Autre problème abordé par la Cour des comptes européenne, le poids toujours plus grandissant des voitures individuelles. «L’amélioration continue des technologies de motorisation et l’introduction de groupes motopropulseurs hybrides ont rendu les moteurs plus efficients, mais l’augmentation de la masse des véhicules associée à des moteurs plus puissants neutralise l’effet des progrès technologiques», analyse l’institution. Et de chiffrer cette évolution : entre 2011 et 2022, la Cour des comptes estime que la masse moyenne des voitures a augmenté d’environ 10 % et que la puissance des moteurs a augmenté de 25 %. Ces confirmations pourront être reprises par la mairie de Paris qui organise une votation le 4 février augmenter sensiblement le prix du stationnement pour les SUV thermiques de plus de 1,6 tonne.

Les objectifs de réduction des émissions de CO2 pour les voitures et les ambitions climatiques de l’UE à l’horizon 2030 ne «concordent pas suffisamment», alerte la Cour. «Le principal défi à relever pour atteindre les objectifs de réduction des émissions pour 2030 et au-delà sera de faire en sorte que le particulier se tourne suffisamment vers les véhicules à émission nulle.

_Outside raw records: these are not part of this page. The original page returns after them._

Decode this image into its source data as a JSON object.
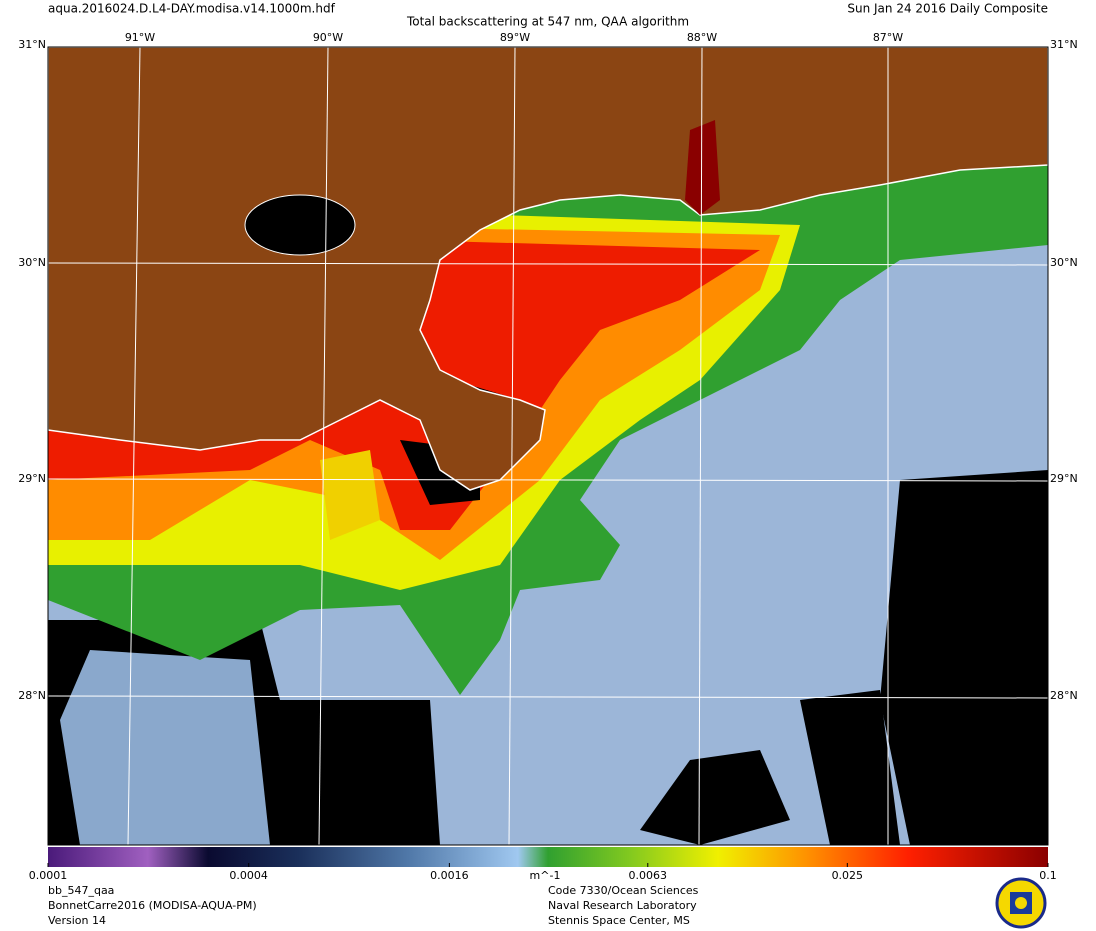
{
  "header": {
    "file": "aqua.2016024.D.L4-DAY.modisa.v14.1000m.hdf",
    "title": "Total backscattering at 547 nm, QAA algorithm",
    "date": "Sun Jan 24 2016 Daily Composite"
  },
  "map": {
    "lon_labels": [
      "91°W",
      "90°W",
      "89°W",
      "88°W",
      "87°W"
    ],
    "lat_labels": [
      "31°N",
      "30°N",
      "29°N",
      "28°N"
    ]
  },
  "colorbar": {
    "scale": "log",
    "ticks": [
      0.0001,
      0.0004,
      0.0016,
      0.0063,
      0.025,
      0.1
    ],
    "unit": "m^-1"
  },
  "footer": {
    "product": [
      "bb_547_qaa",
      "BonnetCarre2016 (MODISA-AQUA-PM)",
      "Version 14"
    ],
    "credit": [
      "Code 7330/Ocean Sciences",
      "Naval Research Laboratory",
      "Stennis Space Center, MS"
    ]
  }
}
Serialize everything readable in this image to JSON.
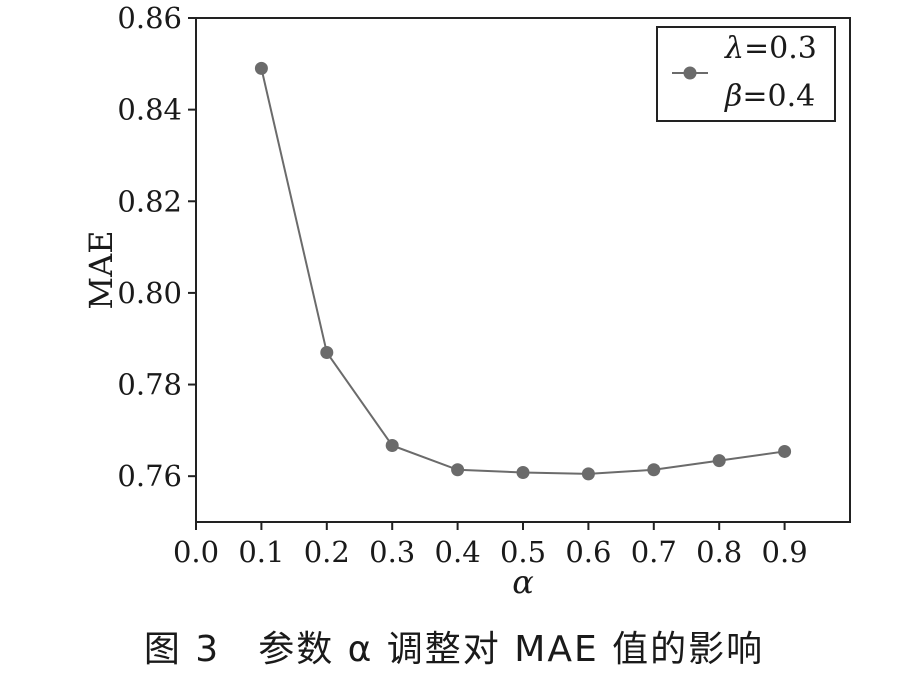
{
  "chart_data": {
    "type": "line",
    "x": [
      0.1,
      0.2,
      0.3,
      0.4,
      0.5,
      0.6,
      0.7,
      0.8,
      0.9
    ],
    "series": [
      {
        "name": "λ=0.3 β=0.4",
        "values": [
          0.849,
          0.787,
          0.7667,
          0.7614,
          0.7608,
          0.7605,
          0.7614,
          0.7634,
          0.7654
        ]
      }
    ],
    "xlim": [
      0.0,
      0.9
    ],
    "ylim": [
      0.75,
      0.86
    ],
    "x_ticks": [
      "0.0",
      "0.1",
      "0.2",
      "0.3",
      "0.4",
      "0.5",
      "0.6",
      "0.7",
      "0.8",
      "0.9"
    ],
    "y_ticks": [
      "0.76",
      "0.78",
      "0.80",
      "0.82",
      "0.84",
      "0.86"
    ],
    "xlabel": "α",
    "ylabel": "MAE",
    "legend": {
      "placement": "top-right",
      "line1_symbol": "λ",
      "line1_value": "=0.3",
      "line2_symbol": "β",
      "line2_value": "=0.4"
    },
    "grid": false,
    "series_color": "#6b6b6b"
  },
  "caption": "图 3　参数 α 调整对 MAE 值的影响"
}
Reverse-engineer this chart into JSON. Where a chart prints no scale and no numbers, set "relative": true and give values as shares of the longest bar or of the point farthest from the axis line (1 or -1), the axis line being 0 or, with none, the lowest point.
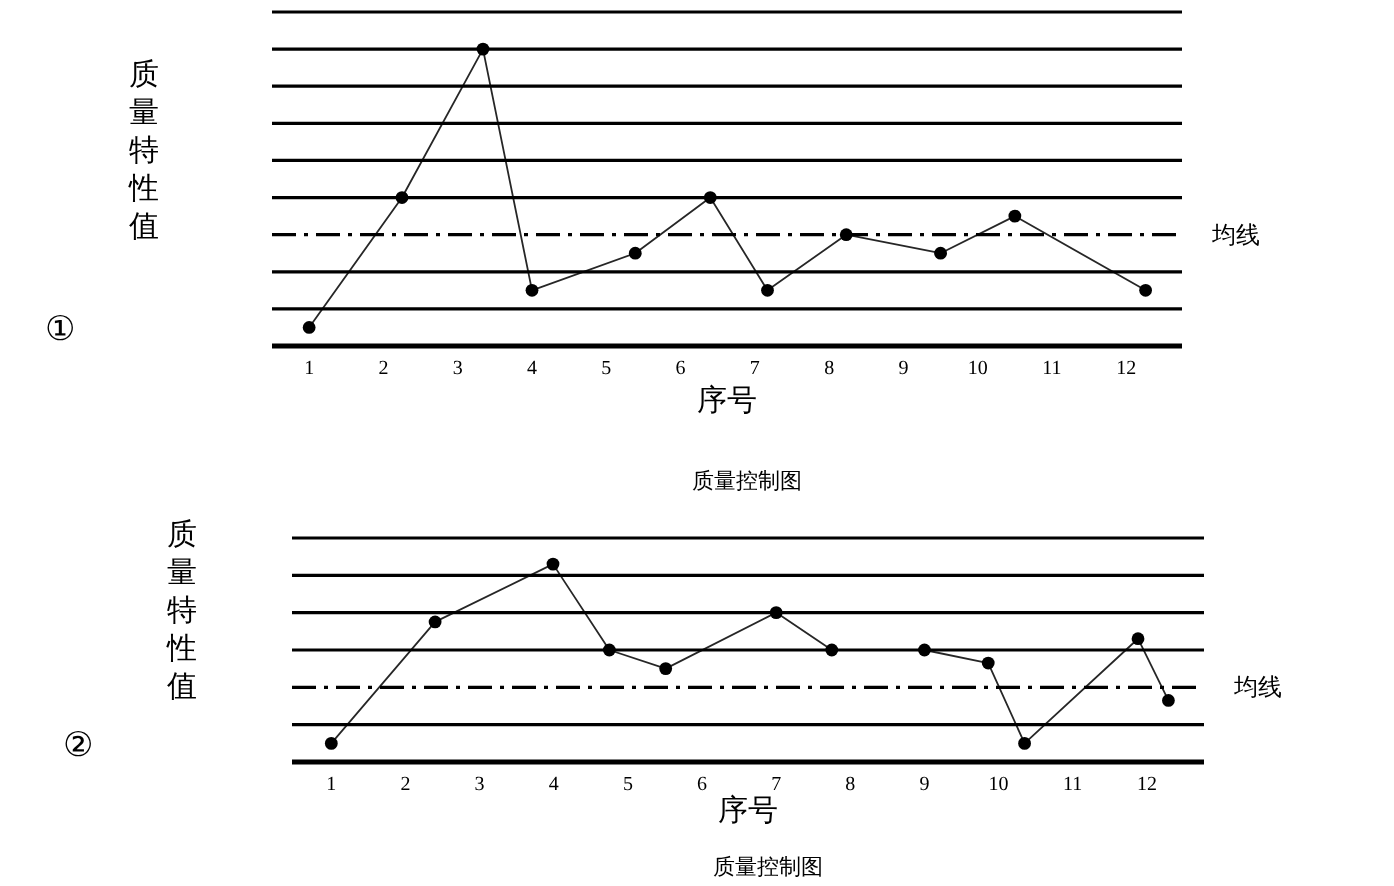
{
  "chart_data": [
    {
      "type": "line",
      "title": "质量控制图",
      "xlabel": "序号",
      "ylabel": "质量特性值",
      "annotations": [
        "①"
      ],
      "relative": true,
      "marker": "circle",
      "line_style": "solid",
      "xlim": [
        0.5,
        12.75
      ],
      "xticks": [
        1,
        2,
        3,
        4,
        5,
        6,
        7,
        8,
        9,
        10,
        11,
        12
      ],
      "series": [
        {
          "color": "#000000",
          "x": [
            1,
            2.25,
            3.34,
            4,
            5.39,
            6.4,
            7.17,
            8.23,
            9.5,
            10.5,
            12.26
          ],
          "values": [
            0.0625,
            0.5,
            1,
            0.1875,
            0.3125,
            0.5,
            0.1875,
            0.375,
            0.3125,
            0.4375,
            0.1875
          ]
        }
      ],
      "ref_lines": [
        {
          "axis": "y",
          "value": 0.125
        },
        {
          "axis": "y",
          "value": 0.25
        },
        {
          "axis": "y",
          "value": 0.375,
          "label": "均线",
          "line_style": "dashed"
        },
        {
          "axis": "y",
          "value": 0.5
        },
        {
          "axis": "y",
          "value": 0.625
        },
        {
          "axis": "y",
          "value": 0.75
        },
        {
          "axis": "y",
          "value": 0.875
        },
        {
          "axis": "y",
          "value": 1.0
        },
        {
          "axis": "y",
          "value": 1.125
        }
      ]
    },
    {
      "type": "line",
      "title": "质量控制图",
      "xlabel": "序号",
      "ylabel": "质量特性值",
      "annotations": [
        "②"
      ],
      "relative": true,
      "marker": "circle",
      "line_style": "solid",
      "xlim": [
        0.47,
        12.77
      ],
      "xticks": [
        1,
        2,
        3,
        4,
        5,
        6,
        7,
        8,
        9,
        10,
        11,
        12
      ],
      "series": [
        {
          "color": "#000000",
          "x": [
            1,
            2.4,
            3.99,
            4.75,
            5.51,
            7,
            7.75,
            9,
            9.86,
            10.35,
            11.88,
            12.29
          ],
          "values": [
            0.094,
            0.708,
            1,
            0.566,
            0.472,
            0.755,
            0.566,
            0.566,
            0.5,
            0.094,
            0.623,
            0.311
          ]
        }
      ],
      "ref_lines": [
        {
          "axis": "y",
          "value": 0.189
        },
        {
          "axis": "y",
          "value": 0.377,
          "label": "均线",
          "line_style": "dashed"
        },
        {
          "axis": "y",
          "value": 0.566
        },
        {
          "axis": "y",
          "value": 0.755
        },
        {
          "axis": "y",
          "value": 0.943
        },
        {
          "axis": "y",
          "value": 1.132
        }
      ]
    }
  ]
}
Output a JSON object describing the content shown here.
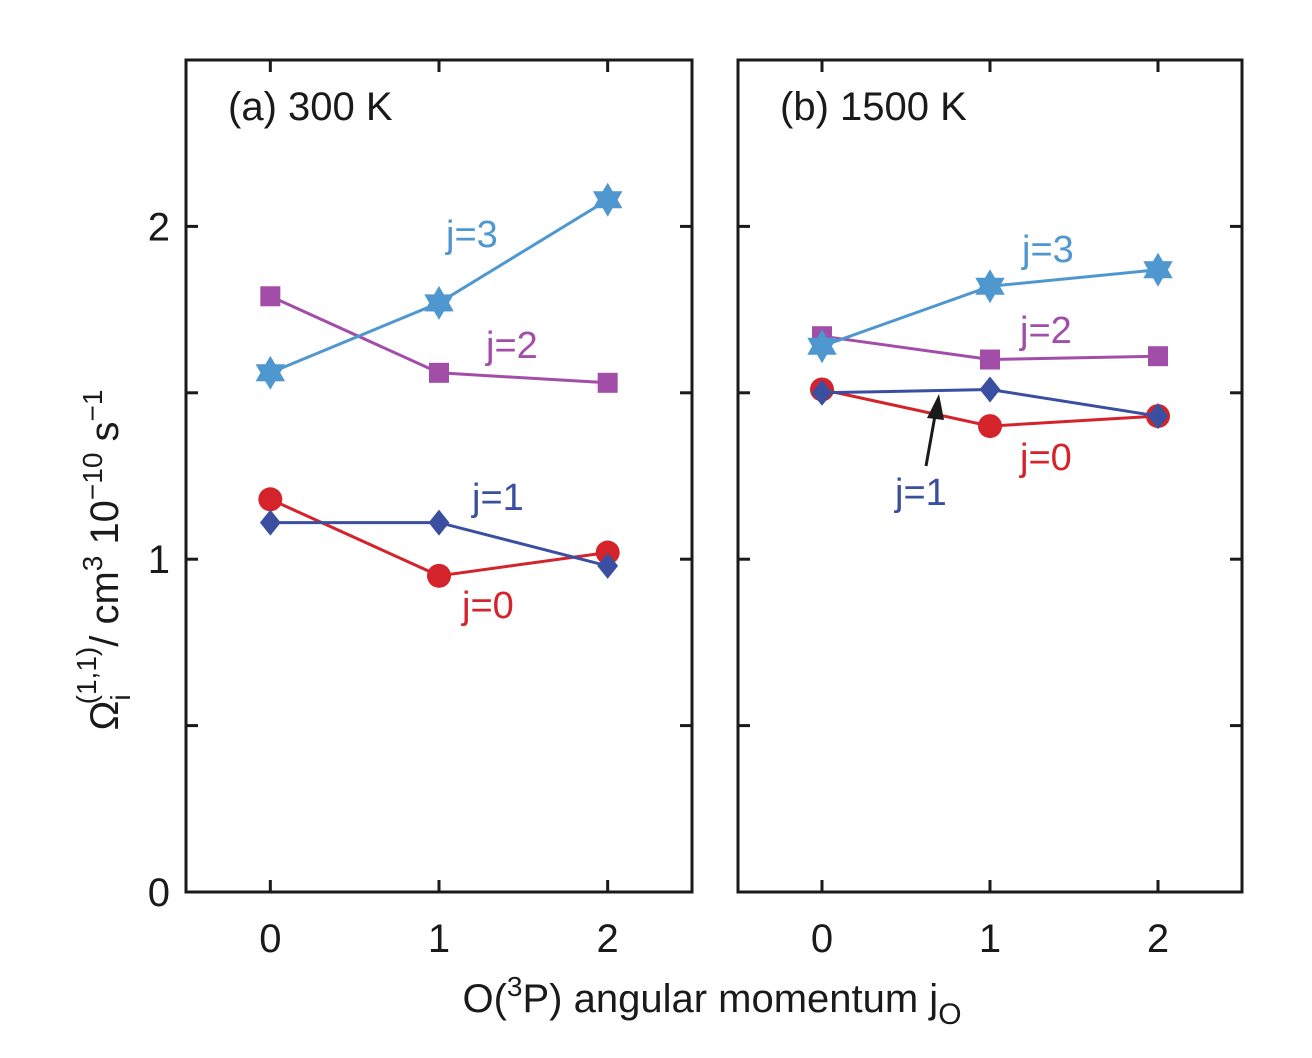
{
  "chart_data": {
    "type": "line",
    "ylabel": {
      "symbol": "Ω",
      "subscript": "i",
      "superscript": "(1,1)",
      "unit_prefix": "/ cm",
      "unit_exp1": "3",
      "scale": " 10",
      "scale_exp": "−10",
      "unit_s": " s",
      "unit_exp2": "−1"
    },
    "xlabel": {
      "prefix": "O(",
      "superscript": "3",
      "middle": "P) angular momentum j",
      "subscript": "O"
    },
    "ylim": [
      0,
      2.5
    ],
    "yticks": [
      0,
      1,
      2
    ],
    "yticks_minor": [
      0.5,
      1.5,
      2.5
    ],
    "xlim": [
      -0.5,
      2.5
    ],
    "xticks": [
      0,
      1,
      2
    ],
    "x": [
      0,
      1,
      2
    ],
    "grid": false,
    "legend": "none",
    "panels": [
      {
        "label": "(a)  300 K",
        "series": [
          {
            "name": "j=0",
            "color": "#d4232b",
            "marker": "circle",
            "values": [
              1.18,
              0.95,
              1.02
            ]
          },
          {
            "name": "j=1",
            "color": "#3a4fa0",
            "marker": "diamond",
            "values": [
              1.11,
              1.11,
              0.98
            ]
          },
          {
            "name": "j=2",
            "color": "#a24ea8",
            "marker": "square",
            "values": [
              1.79,
              1.56,
              1.53
            ]
          },
          {
            "name": "j=3",
            "color": "#4f97cf",
            "marker": "star",
            "values": [
              1.56,
              1.77,
              2.08
            ]
          }
        ]
      },
      {
        "label": "(b)  1500 K",
        "series": [
          {
            "name": "j=0",
            "color": "#d4232b",
            "marker": "circle",
            "values": [
              1.51,
              1.4,
              1.43
            ]
          },
          {
            "name": "j=1",
            "color": "#3a4fa0",
            "marker": "diamond",
            "values": [
              1.5,
              1.51,
              1.43
            ]
          },
          {
            "name": "j=2",
            "color": "#a24ea8",
            "marker": "square",
            "values": [
              1.67,
              1.6,
              1.61
            ]
          },
          {
            "name": "j=3",
            "color": "#4f97cf",
            "marker": "star",
            "values": [
              1.64,
              1.82,
              1.87
            ]
          }
        ]
      }
    ]
  }
}
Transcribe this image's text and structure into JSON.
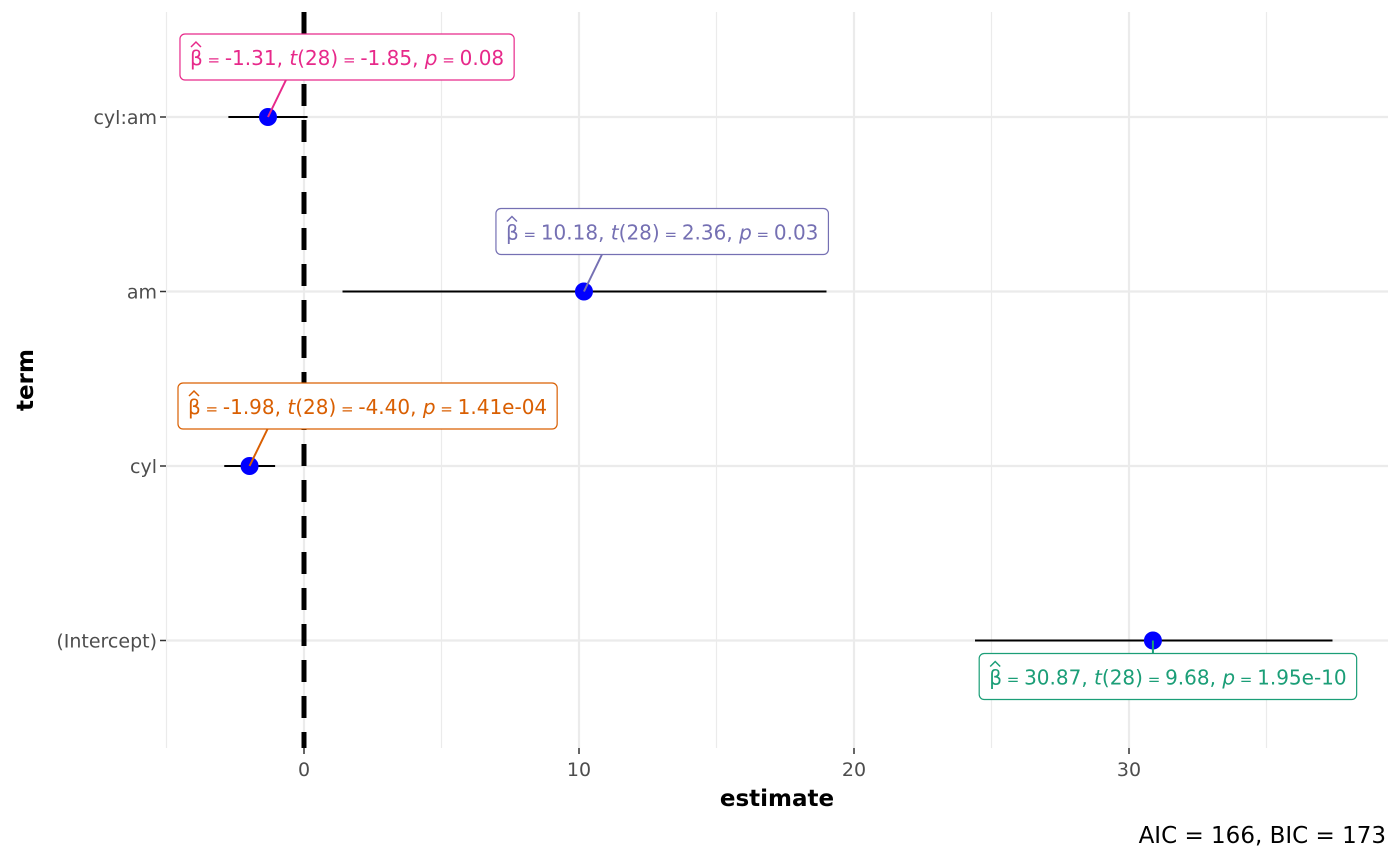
{
  "chart_data": {
    "type": "scatter",
    "xlabel": "estimate",
    "ylabel": "term",
    "xlim": [
      -5.0,
      39.7
    ],
    "x_ticks": [
      0,
      10,
      20,
      30
    ],
    "grid": true,
    "reference_line": {
      "x": 0,
      "style": "dashed"
    },
    "caption": "AIC = 166, BIC = 173",
    "point_color": "#0000ff",
    "terms": [
      {
        "term": "(Intercept)",
        "estimate": 30.87,
        "conf_low": 24.4,
        "conf_high": 37.4,
        "label": {
          "beta": "30.87",
          "df": "28",
          "t": "9.68",
          "p": "1.95e-10"
        },
        "label_color": "#1b9e77"
      },
      {
        "term": "cyl",
        "estimate": -1.98,
        "conf_low": -2.9,
        "conf_high": -1.05,
        "label": {
          "beta": "-1.98",
          "df": "28",
          "t": "-4.40",
          "p": "1.41e-04"
        },
        "label_color": "#d95f02"
      },
      {
        "term": "am",
        "estimate": 10.18,
        "conf_low": 1.4,
        "conf_high": 19.0,
        "label": {
          "beta": "10.18",
          "df": "28",
          "t": "2.36",
          "p": "0.03"
        },
        "label_color": "#7570b3"
      },
      {
        "term": "cyl:am",
        "estimate": -1.31,
        "conf_low": -2.75,
        "conf_high": 0.13,
        "label": {
          "beta": "-1.31",
          "df": "28",
          "t": "-1.85",
          "p": "0.08"
        },
        "label_color": "#e7298a"
      }
    ]
  }
}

Il importera tout particulièrement de rendre les véhicules électriques abordables, de mettre en place assez d’infrastructures de recharge et de garantir l’approvisionnement en matières premières nécessaires à la production des batteries», souligne la Cour des comptes.

Baisse du coût des matières premières pour les voitures électriques

Sur la question des prix, les constructeurs pourraient en revanche avoir plus de marges de manœuvre dans les années qui viennent. Alors que le coût des matières premières d’une voiture électrique était 3 000 dollars plus importants que pour voiture thermique en 2018, la différence n’est plus que de 1 800 dollars pour une voiture à batterie de 60 kWh en 2023 voire de 1 000 dollars pour une batterie de type LFP, selon les calculs du cabinet AlixPartners publiés en début d’année 2024. Mais pour rendre plus abordable les véhicules, les acteurs de l’automobile devront accepter de rogner sur leurs marges financières, afin de participer à l’accélération de cette transition technologique.

Car il y a urgence. Les émissions du secteur des transports représentaient 23 % des émissions totales de gaz à effet de serre de l’UE en 2021, dont plus de la moitié provenait des voitures particulières, et elles continuent de croître. Pour avancer sur le chemin de la réduction des émissions de CO2, l’Union européenne a alors décidé d’interdire les ventes de voitures thermiques neuves à partir de 2035. «L’UE est la région du monde la plus ambitieuse en matière de réduction des émissions de CO₂ des voitures particulières», conclut la Cour des comptes européenne. Il ne reste plus qu’à faire coïncider les ambitions et les faits.